BAGHDAD—Police commander Lt. Col. Shamil al-Jabouri knew Al Qaeda wanted him dead. He was renowned in the tense northern city of Mosul for his relentless pursuit of the terror group, and insurgents had tried at least five times to kill him for it.

On the sixth attempt, Al Qaeda left little to chance.

As al-Jabouri slept Wednesday morning on a couch in his office, three men wearing police uniforms over vests laden with explosives slipped through an opening in the blast walls surrounding the compound where his building stood, police said.

Police manning one of at least four observation towers surrounding the compound shot one of the attackers in a yard and his vest exploded. Under the cover of that blast, police said, the other two suicide bombers charged about 100 metres and made it into al-Jabouri’s single-storey building in Mosul.

They detonated their vests simultaneously — one at the door of al-Jabouri’s office — killing the commander instantly and injuring a policeman sleeping in a trailer nearby. The two blasts brought the whole building down, burying the slain commander under the rubble, police said.

The attack on the commander responsible for hunting al-Qaida in Mosul — a former militant stronghold 360 kilometres northwest of Baghdad — was a reminder of the significant gaps in Iraqi security, the challenges the new government will face in trying to close them and the lengths insurgents will go to take out people they perceive as threats.

Just 10 days ago, al-Jabouri led a raid that ended in the death of the top Al Qaeda figure in Mosul, his colleagues said. And two months ago he had been instrumental in stopping a gang that had been targeting jewelry stores in the city — robberies that are frequently ways for terror groups to refill their coffers.

“We’ve lost a sword of Mosul who chased Al Qaeda terrorists out of the city,” said Abdul-Raheem al-Shemeri, a top security official on the Mosul Provincial Council.

An Al Qaeda affiliate, the Islamic State of Iraq, took responsibility in a statement posted on the Internet. It said al-Jabouri had been targeted several times before, but had not been deterred from fighting Al Qaeda.

“This day was the decisive one,” the group said.

According to the militants’ statement, the attackers were dressed in police uniforms, which likely helped them get close to the compound — an abandoned soccer stadium — without raising suspicion.

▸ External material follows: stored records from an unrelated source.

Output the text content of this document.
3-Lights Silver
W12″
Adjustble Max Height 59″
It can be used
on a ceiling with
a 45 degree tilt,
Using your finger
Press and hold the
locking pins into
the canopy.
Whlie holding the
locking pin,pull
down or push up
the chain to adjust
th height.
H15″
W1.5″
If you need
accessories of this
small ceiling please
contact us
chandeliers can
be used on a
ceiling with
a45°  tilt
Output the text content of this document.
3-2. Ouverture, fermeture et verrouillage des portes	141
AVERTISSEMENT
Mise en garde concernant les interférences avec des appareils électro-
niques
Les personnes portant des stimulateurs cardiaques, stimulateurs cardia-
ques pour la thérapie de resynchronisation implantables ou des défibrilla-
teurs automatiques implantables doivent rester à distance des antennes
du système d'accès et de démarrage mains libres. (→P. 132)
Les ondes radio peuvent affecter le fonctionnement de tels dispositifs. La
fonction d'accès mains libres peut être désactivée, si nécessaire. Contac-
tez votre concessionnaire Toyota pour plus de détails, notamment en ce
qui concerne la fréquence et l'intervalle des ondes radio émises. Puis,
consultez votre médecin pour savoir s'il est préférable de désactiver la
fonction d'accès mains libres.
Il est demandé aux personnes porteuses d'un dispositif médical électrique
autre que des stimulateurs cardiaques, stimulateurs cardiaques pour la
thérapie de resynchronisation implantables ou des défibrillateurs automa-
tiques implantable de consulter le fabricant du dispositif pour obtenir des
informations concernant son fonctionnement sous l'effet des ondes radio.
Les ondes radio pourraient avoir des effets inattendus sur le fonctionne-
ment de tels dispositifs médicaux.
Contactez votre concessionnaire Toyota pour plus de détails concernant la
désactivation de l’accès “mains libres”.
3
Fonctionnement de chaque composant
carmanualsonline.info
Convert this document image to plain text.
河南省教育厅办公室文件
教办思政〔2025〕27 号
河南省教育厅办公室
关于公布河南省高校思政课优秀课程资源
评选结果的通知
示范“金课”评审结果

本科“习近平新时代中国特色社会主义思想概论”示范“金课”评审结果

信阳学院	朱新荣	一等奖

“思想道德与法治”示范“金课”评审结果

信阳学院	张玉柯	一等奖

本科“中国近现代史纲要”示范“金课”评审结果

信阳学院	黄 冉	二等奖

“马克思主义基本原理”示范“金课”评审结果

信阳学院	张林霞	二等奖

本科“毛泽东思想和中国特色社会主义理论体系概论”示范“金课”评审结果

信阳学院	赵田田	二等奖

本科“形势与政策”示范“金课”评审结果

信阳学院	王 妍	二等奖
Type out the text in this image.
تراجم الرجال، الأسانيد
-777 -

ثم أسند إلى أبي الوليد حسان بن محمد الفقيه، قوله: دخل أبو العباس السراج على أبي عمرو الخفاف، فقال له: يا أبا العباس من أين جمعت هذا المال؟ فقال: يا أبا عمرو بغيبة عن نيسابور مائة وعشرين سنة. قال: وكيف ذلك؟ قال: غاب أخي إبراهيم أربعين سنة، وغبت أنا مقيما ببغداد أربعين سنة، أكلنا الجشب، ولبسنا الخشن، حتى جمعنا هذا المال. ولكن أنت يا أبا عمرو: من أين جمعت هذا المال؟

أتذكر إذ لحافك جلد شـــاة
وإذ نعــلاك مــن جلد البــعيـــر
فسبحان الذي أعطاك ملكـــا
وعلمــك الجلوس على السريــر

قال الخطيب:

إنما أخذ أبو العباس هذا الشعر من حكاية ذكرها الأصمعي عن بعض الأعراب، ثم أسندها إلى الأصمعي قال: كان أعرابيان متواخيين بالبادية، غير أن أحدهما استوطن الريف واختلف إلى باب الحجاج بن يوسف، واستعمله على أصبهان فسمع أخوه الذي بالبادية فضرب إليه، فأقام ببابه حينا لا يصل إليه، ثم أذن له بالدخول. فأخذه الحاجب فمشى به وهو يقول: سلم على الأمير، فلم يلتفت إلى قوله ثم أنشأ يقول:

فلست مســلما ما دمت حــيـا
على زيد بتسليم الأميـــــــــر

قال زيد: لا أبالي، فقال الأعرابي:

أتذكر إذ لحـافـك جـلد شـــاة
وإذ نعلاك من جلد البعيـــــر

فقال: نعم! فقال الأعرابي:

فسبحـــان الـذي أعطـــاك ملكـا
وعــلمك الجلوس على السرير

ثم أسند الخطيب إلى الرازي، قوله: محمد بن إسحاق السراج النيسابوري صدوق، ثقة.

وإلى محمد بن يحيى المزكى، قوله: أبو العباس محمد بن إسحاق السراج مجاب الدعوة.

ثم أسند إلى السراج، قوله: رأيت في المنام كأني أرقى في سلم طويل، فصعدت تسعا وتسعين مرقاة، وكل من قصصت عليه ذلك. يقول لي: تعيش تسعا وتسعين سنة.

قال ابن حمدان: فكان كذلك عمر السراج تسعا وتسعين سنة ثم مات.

U.S. Maj. Erik Peterson worked with al-Jabouri as Iraqi police were taking over security from the Iraqi army for the western half of the city, an operation that began last summer.

“He was a legend in the police force,” Peterson said. “Every time you would go to visit him, he already had someone new he was looking for or had just arrested.”

Militants had tried to kill al-Jabouri at least five times before, police officials said. A few months ago, al-Jabouri’s guards shot a suicide bomber who approached the commander in an attempt to blow himself up, police said.

Al-Jabouri leaves his wife and four children. He had been a police officer since 2003. Three of his brothers also serve in the police force, colleagues said.